La réponse ne contenta pas complètement le docteur qui répliqua, cassant :
— Reprenez donc l’agenda de Jenni et vous vous apercevrez que ses « visites » ont toujours lieu aux alentours du 22 de chaque mois. Si vous la suivez, vous vous rendrez compte qu’elle fait toujours la même chose : elle quitte son labo, va acheter des fleurs sur Melton Road, un bouquet rond, des couleurs vives, ensuite elle roule vers le sud-est jusqu’à Lanark Road. Là, elle s’engage sur la bretelle qui rejoint le circulaire et elle se gare juste avant le rond-point, sur l’emplacement réservé à la police. À pied, elle longe la voie rapide jusqu’en sortie de courbe, et là, elle attache son bouquet sur le réverbère qui a coûté la vie à son frère.
Kinross ajouta méthodiquement :
— Elle reste sur place quelques instants. Parfois, elle pleure. Elle fait cela depuis qu’Aden s’est tué à moto. Une seule fois, elle m’en a parlé, mais elle n’a jamais accepté d’être accompagnée.

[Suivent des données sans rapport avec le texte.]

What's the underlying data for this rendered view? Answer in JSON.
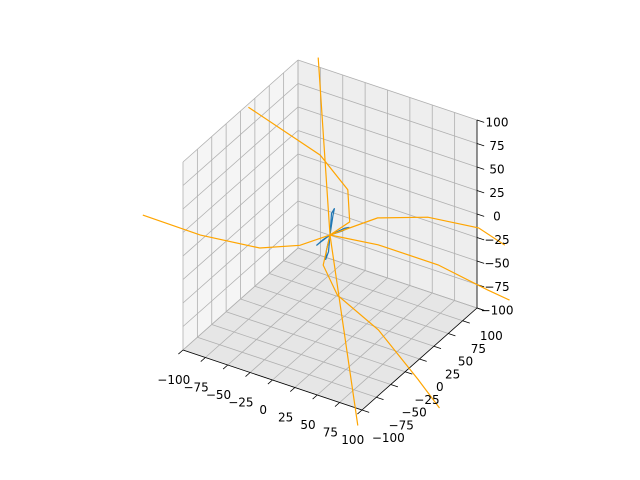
{
  "chart_data": {
    "type": "line3d",
    "xlim": [
      -100,
      100
    ],
    "ylim": [
      -100,
      100
    ],
    "zlim": [
      -100,
      100
    ],
    "xticks": [
      {
        "value": -100,
        "label": "−100"
      },
      {
        "value": -75,
        "label": "−75"
      },
      {
        "value": -50,
        "label": "−50"
      },
      {
        "value": -25,
        "label": "−25"
      },
      0,
      25,
      50,
      75,
      100
    ],
    "yticks": [
      {
        "value": -100,
        "label": "−100"
      },
      {
        "value": -75,
        "label": "−75"
      },
      {
        "value": -50,
        "label": "−50"
      },
      {
        "value": -25,
        "label": "−25"
      },
      0,
      25,
      50,
      75,
      100
    ],
    "zticks": [
      {
        "value": -100,
        "label": "−100"
      },
      {
        "value": -75,
        "label": "−75"
      },
      {
        "value": -50,
        "label": "−50"
      },
      {
        "value": -25,
        "label": "−25"
      },
      0,
      25,
      50,
      75,
      100
    ],
    "grid": true,
    "series": [
      {
        "color": "#1f77b4",
        "x": [
          0,
          3,
          5,
          2,
          0,
          -3,
          -5,
          -2,
          0,
          10,
          14,
          8,
          0,
          -8,
          -10,
          -4,
          0
        ],
        "y": [
          0,
          -2,
          0,
          2,
          0,
          2,
          0,
          -3,
          0,
          10,
          12,
          9,
          0,
          -4,
          -8,
          -6,
          0
        ],
        "z": [
          0,
          25,
          30,
          20,
          0,
          -20,
          -28,
          -15,
          0,
          5,
          6,
          2,
          0,
          -8,
          -10,
          -3,
          0
        ]
      },
      {
        "color": "#ffa500",
        "x": [
          -170,
          -105,
          -45,
          -15,
          0,
          4,
          -27,
          -81,
          -183,
          null,
          -17,
          0,
          42,
          null,
          0,
          23,
          63,
          114,
          151,
          null,
          0,
          48,
          115,
          178,
          205,
          null,
          0,
          22,
          61,
          126,
          204,
          247
        ],
        "y": [
          -61,
          -62,
          -52,
          -29,
          0,
          28,
          73,
          109,
          143,
          null,
          6,
          0,
          -17,
          null,
          0,
          47,
          72,
          81,
          69,
          null,
          0,
          9,
          9,
          -3,
          -7,
          null,
          0,
          -46,
          -82,
          -112,
          -164,
          -194
        ],
        "z": [
          0,
          0,
          0,
          0,
          0,
          0,
          0,
          0,
          0,
          null,
          180,
          0,
          -180,
          null,
          0,
          0,
          0,
          0,
          0,
          null,
          0,
          0,
          0,
          0,
          0,
          null,
          0,
          0,
          0,
          0,
          0,
          0
        ]
      }
    ]
  }
}
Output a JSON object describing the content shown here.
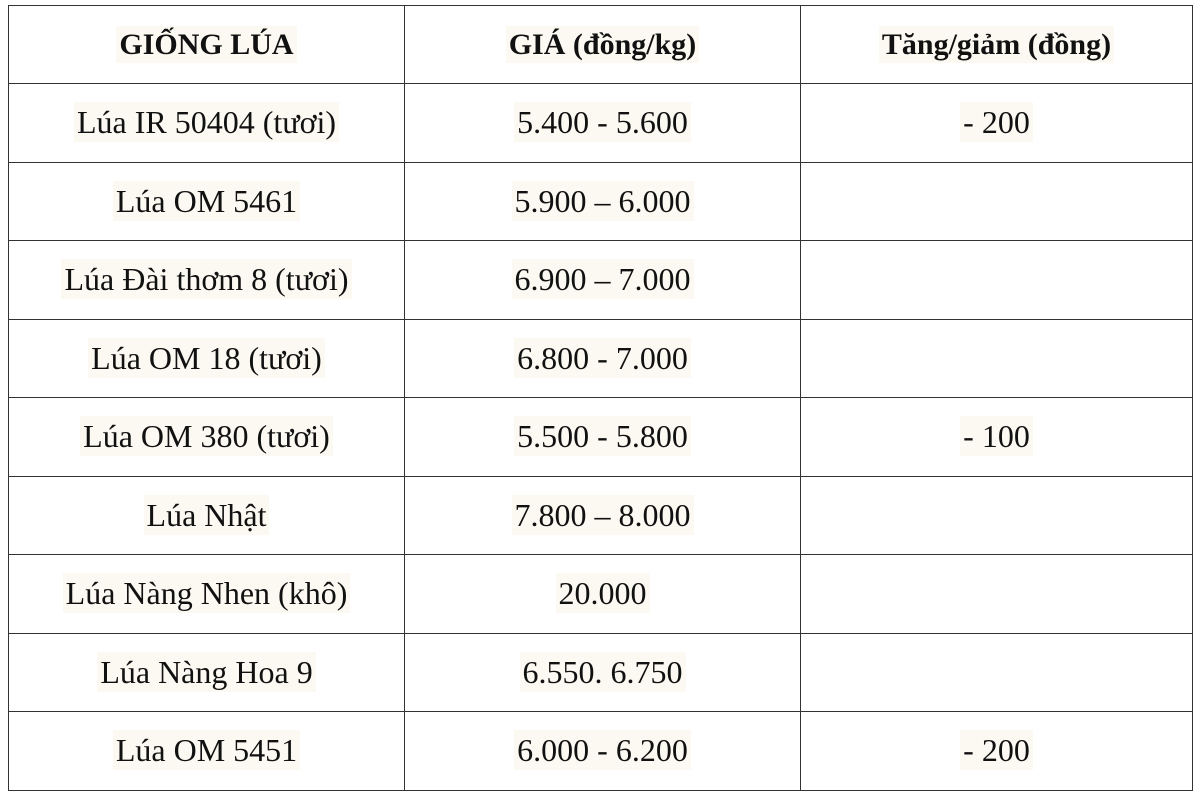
{
  "table": {
    "header": [
      "GIỐNG LÚA",
      "GIÁ (đồng/kg)",
      "Tăng/giảm (đồng)"
    ],
    "rows": [
      [
        "Lúa IR 50404 (tươi)",
        "5.400 - 5.600",
        "- 200"
      ],
      [
        "Lúa OM 5461",
        "5.900 – 6.000",
        null
      ],
      [
        "Lúa Đài thơm 8 (tươi)",
        "6.900 – 7.000",
        null
      ],
      [
        "Lúa OM 18 (tươi)",
        "6.800 - 7.000",
        null
      ],
      [
        "Lúa OM 380 (tươi)",
        "5.500 - 5.800",
        "- 100"
      ],
      [
        "Lúa Nhật",
        "7.800 – 8.000",
        null
      ],
      [
        "Lúa Nàng Nhen (khô)",
        "20.000",
        null
      ],
      [
        "Lúa Nàng Hoa 9",
        "6.550. 6.750",
        null
      ],
      [
        "Lúa OM 5451",
        "6.000 - 6.200",
        "- 200"
      ]
    ]
  }
}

Hold mit quelques instants à demander :
— Vous surveillez Jenni, monsieur Kinross ?
Scott ne répondit pas à la question. Il déclara :
— Jenni ne voit personne en douce. Et laissez-moi vous dire que c’est la fille la plus intègre et la plus loyale qu’il m’ait été donné de rencontrer.
— C’est noté.
— En parlant de la protection de nos travaux, où en êtes-vous du dépôt des brevets ?
— M. Greenholm a passé beaucoup de temps au téléphone. La plupart de ses contacts sont à la retraite, mais j’ai cru comprendre qu’il a réussi à obtenir le nom d’un excellent conseiller industriel. Je n’en sais pas davantage. Il reste le plus possible auprès de Mary. Ce soir, si vous êtes toujours d’accord pour tenir compagnie à Jenni, j’aimerais rentrer à Glenbield pour être près de lui et de sa femme. La nuit risque d’être rude.